Risler pâlit. Il espérait que Sidonie serait retournée près de sa mère, qu’elle aurait travaillé comme lui, pour oublier et expier. Il avait pensé souvent que, d’après ce qu’il apprendrait d’elle quand il aurait le droit d’en parler, il réglerait sa vie future, et dans un de ces avenirs lointains qui ont l’indécision du rêve, il se voyait parfois s’exilant avec les Chèbe au fond de quelque pays bien ignoré où rien ne lui rappellerait la honte passée. Ce n’était pas un projet, certes, mais cela vivait au fond de son esprit comme un espoir et ce besoin qu’ont tous les êtres de se reprendre au bonheur.

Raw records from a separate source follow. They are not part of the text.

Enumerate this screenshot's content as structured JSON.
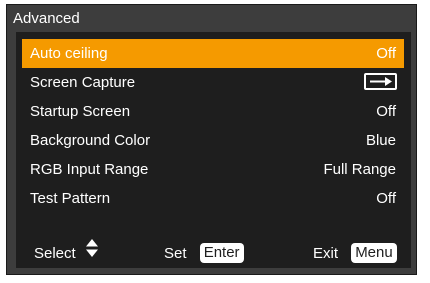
{
  "title": "Advanced",
  "menu_items": [
    {
      "label": "Auto ceiling",
      "value": "Off",
      "selected": true
    },
    {
      "label": "Screen Capture",
      "icon": "enter-arrow-icon",
      "selected": false
    },
    {
      "label": "Startup Screen",
      "value": "Off",
      "selected": false
    },
    {
      "label": "Background Color",
      "value": "Blue",
      "selected": false
    },
    {
      "label": "RGB Input Range",
      "value": "Full Range",
      "selected": false
    },
    {
      "label": "Test Pattern",
      "value": "Off",
      "selected": false
    }
  ],
  "footer": {
    "select_label": "Select",
    "select_icon": "up-down-triangle-icon",
    "set_label": "Set",
    "set_key": "Enter",
    "exit_label": "Exit",
    "exit_key": "Menu"
  },
  "colors": {
    "highlight": "#f59a00",
    "panel": "#1e1e1e",
    "frame": "#3d3d3d"
  }
}
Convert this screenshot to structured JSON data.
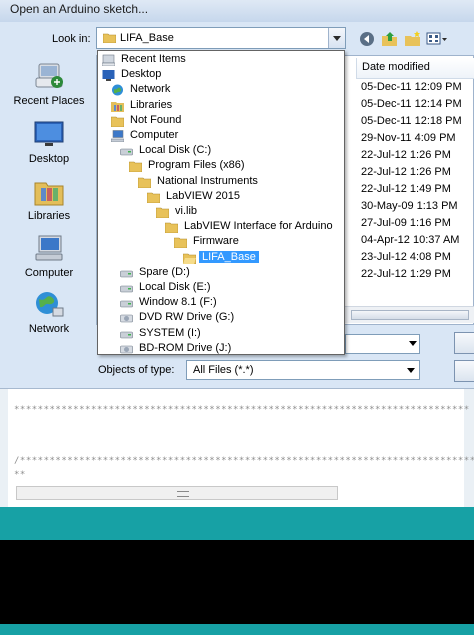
{
  "window": {
    "title": "Open an Arduino sketch..."
  },
  "lookin": {
    "label": "Look in:",
    "value": "LIFA_Base"
  },
  "places": [
    {
      "label": "Recent Places",
      "icon": "recent-places-icon"
    },
    {
      "label": "Desktop",
      "icon": "desktop-icon"
    },
    {
      "label": "Libraries",
      "icon": "libraries-icon"
    },
    {
      "label": "Computer",
      "icon": "computer-icon"
    },
    {
      "label": "Network",
      "icon": "network-icon"
    }
  ],
  "list": {
    "date_header": "Date modified",
    "dates": [
      "05-Dec-11 12:09 PM",
      "05-Dec-11 12:14 PM",
      "05-Dec-11 12:18 PM",
      "29-Nov-11 4:09 PM",
      "22-Jul-12 1:26 PM",
      "22-Jul-12 1:26 PM",
      "22-Jul-12 1:49 PM",
      "30-May-09 1:13 PM",
      "27-Jul-09 1:16 PM",
      "04-Apr-12 10:37 AM",
      "23-Jul-12 4:08 PM",
      "22-Jul-12 1:29 PM"
    ]
  },
  "dropdown": {
    "items": [
      {
        "label": "Recent Items",
        "icon": "recent-items-icon",
        "indent": 0
      },
      {
        "label": "Desktop",
        "icon": "desktop-icon",
        "indent": 0
      },
      {
        "label": "Network",
        "icon": "network-icon",
        "indent": 1
      },
      {
        "label": "Libraries",
        "icon": "libraries-icon",
        "indent": 1
      },
      {
        "label": "Not Found",
        "icon": "folder-icon",
        "indent": 1
      },
      {
        "label": "Computer",
        "icon": "computer-icon",
        "indent": 1
      },
      {
        "label": "Local Disk (C:)",
        "icon": "drive-icon",
        "indent": 2
      },
      {
        "label": "Program Files (x86)",
        "icon": "folder-icon",
        "indent": 3
      },
      {
        "label": "National Instruments",
        "icon": "folder-icon",
        "indent": 4
      },
      {
        "label": "LabVIEW 2015",
        "icon": "folder-icon",
        "indent": 5
      },
      {
        "label": "vi.lib",
        "icon": "folder-icon",
        "indent": 6
      },
      {
        "label": "LabVIEW Interface for Arduino",
        "icon": "folder-icon",
        "indent": 7
      },
      {
        "label": "Firmware",
        "icon": "folder-icon",
        "indent": 8
      },
      {
        "label": "LIFA_Base",
        "icon": "folder-open-icon",
        "indent": 9,
        "selected": true
      },
      {
        "label": "Spare (D:)",
        "icon": "drive-icon",
        "indent": 2
      },
      {
        "label": "Local Disk (E:)",
        "icon": "drive-icon",
        "indent": 2
      },
      {
        "label": "Window 8.1 (F:)",
        "icon": "drive-icon",
        "indent": 2
      },
      {
        "label": "DVD RW Drive (G:)",
        "icon": "dvd-drive-icon",
        "indent": 2
      },
      {
        "label": "SYSTEM (I:)",
        "icon": "drive-icon",
        "indent": 2
      },
      {
        "label": "BD-ROM Drive (J:)",
        "icon": "dvd-drive-icon",
        "indent": 2
      }
    ]
  },
  "types": {
    "label": "Objects of type:",
    "value": "All Files (*.*)"
  },
  "editor": {
    "line1": "*****************************************************************************",
    "line2": "/*****************************************************************************",
    "line3": " **"
  },
  "colors": {
    "accent": "#17a1a5",
    "selection": "#3399ff",
    "dialog_bg": "#d9e6f5"
  }
}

– Est-ce qu’elle est à Paris ?… demanda-t-il après quelques instants de réflexion.

– Non… Elle est partie il y a trois mois. On ne sait pas où elle est allée.

Sigismond n’ajouta pas qu’elle était partie avec son Cazaboni dont elle portait le nom maintenant, qu’ils couraient ensemble les villes de province, que sa mère était désolée, ne la voyait plus et n’avait plus de ses nouvelles que par Delobelle. Sigismond ne crut devoir rien dire de tout cela, et après son dernier mot :

« Elle est partie », il se tut.

Risler, de son côté, n’osait plus rien demander.